Adil İzci şiirlerinde modern yaşamın içinde ondan kaçmanın veya onu daha yaşanabilir biçimde dönüştürmenin yollarını arar ve yukarıdaki örneklerde gördüğümüz üzere bunu birçok şiirinde başarır. Bununla birlikte, diğer şiirlere rağmen bu motiften ayrılan “Boozaaci” şiiri tamamen geleneği ve eskiyi temsil eder:
Bozacı yine bizim buralarda
Benim hayallerim onun evinde
Bir sobanın ılıttığı sofrasında
Radyoda türkü üstüne türkü
Bozacının keyfi gıcırında (34)
İzci’nin diğer şiirleri çocuk anlatıcının bakışına göre yazılmıştır. Ellili yılların İstanbul’u, eski evler gibi konular şiirlerde Dede ve Öğretmen üzerinden verilir. Böylece çocuğun bakış açısı ile yetişkinlerin bakış açıları arasında farklılıklar görülür. “Boozaaci” şiirinde ise çocuk anlatıcının bakış açısını aşan ifadeler kullanılır. Sobalı ev, radyoda çalan türküler ve bozacı sıradan bir çocuğun hayalleri arasında yer alabilecek şeyler değildir. İzci, burada diğer şiirlerinde kurduğu bütünlüklü yapıdan uzaklaşır. Bu şiirde İzci, diğer şiirlerinde olduğu gibi kent karşısında doğaya kaçış motifi yerine didaktik bir biçimde gelenek övgüsü yapar. Geleneğin ve eskinin tamamen olumlanması sonucu romantikleştirilen bir “bozacı” yaşamı ortaya konur. Diğer şiirlerde de geçmişe özlem ve geleneğin olumlanması durumu mevcuttur fakat bu durum eski ile yeni karşılaştırması ile ortaya konmuştur. Eski evler ve ellili yılların İstanbul’u geçmişte kalmıştır. “Boozaaci” şiirinde ise olay günümüzde geçmektedir. Bununla birlikte resmedilen tablo günümüze uzaktır.
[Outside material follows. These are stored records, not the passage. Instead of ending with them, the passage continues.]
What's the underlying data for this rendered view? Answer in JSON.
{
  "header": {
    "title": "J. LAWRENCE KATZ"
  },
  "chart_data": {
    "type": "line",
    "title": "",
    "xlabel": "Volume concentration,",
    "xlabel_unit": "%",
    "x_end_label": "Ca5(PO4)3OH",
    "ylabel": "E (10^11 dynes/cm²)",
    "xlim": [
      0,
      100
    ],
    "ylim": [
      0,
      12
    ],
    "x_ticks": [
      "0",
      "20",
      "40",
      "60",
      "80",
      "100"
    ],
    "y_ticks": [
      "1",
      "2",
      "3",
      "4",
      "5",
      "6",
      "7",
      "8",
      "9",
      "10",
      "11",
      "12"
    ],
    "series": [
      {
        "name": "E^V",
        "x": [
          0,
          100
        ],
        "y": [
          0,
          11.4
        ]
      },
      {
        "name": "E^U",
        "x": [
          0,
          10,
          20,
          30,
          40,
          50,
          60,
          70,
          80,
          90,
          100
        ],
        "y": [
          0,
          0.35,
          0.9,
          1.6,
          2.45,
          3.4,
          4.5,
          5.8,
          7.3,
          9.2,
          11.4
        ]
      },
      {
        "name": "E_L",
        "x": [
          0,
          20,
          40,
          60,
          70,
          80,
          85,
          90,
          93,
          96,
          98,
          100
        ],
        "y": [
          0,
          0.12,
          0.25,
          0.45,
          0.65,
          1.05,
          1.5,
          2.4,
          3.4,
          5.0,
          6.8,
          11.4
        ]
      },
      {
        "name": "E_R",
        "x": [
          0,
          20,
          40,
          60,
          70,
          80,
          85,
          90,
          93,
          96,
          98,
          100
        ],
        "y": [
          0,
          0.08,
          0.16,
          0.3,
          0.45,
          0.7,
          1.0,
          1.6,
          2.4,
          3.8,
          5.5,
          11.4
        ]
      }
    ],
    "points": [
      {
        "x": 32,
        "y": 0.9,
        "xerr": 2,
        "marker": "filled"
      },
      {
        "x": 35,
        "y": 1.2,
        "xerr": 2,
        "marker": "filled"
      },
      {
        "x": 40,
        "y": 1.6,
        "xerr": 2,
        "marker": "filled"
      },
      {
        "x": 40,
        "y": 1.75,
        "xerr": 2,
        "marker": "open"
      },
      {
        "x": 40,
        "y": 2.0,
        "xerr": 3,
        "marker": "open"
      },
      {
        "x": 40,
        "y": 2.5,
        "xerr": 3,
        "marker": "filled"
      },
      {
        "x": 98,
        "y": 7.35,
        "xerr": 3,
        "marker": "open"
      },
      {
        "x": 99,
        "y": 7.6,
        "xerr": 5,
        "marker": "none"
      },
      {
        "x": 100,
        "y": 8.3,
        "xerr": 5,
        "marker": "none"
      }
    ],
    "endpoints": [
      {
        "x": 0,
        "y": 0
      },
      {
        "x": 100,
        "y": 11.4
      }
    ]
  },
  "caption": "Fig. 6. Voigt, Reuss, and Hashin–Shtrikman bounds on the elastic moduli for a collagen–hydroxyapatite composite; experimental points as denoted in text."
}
Sonuç olarak, İzci’nin Bahar İkindisi adlı şiir kitabı genel olarak çocuğun hayvanlar, bitkiler ve doğayla modern kent yaşamı içinde kurduğu ilişkiyi ele alır. Buna göre çocuk boğucu kent yaşamı içinde kumru besleyerek, kavak ağaçlarını seyrederek, zeytinyağı üreterek doğayla bütünleşir ve kentin olumsuz havasından uzaklaşır.
Kaynakça
İzci, Adil. Bahar İkindisi. İstanbul: Kırmızı Kedi Yayınevi, 2015.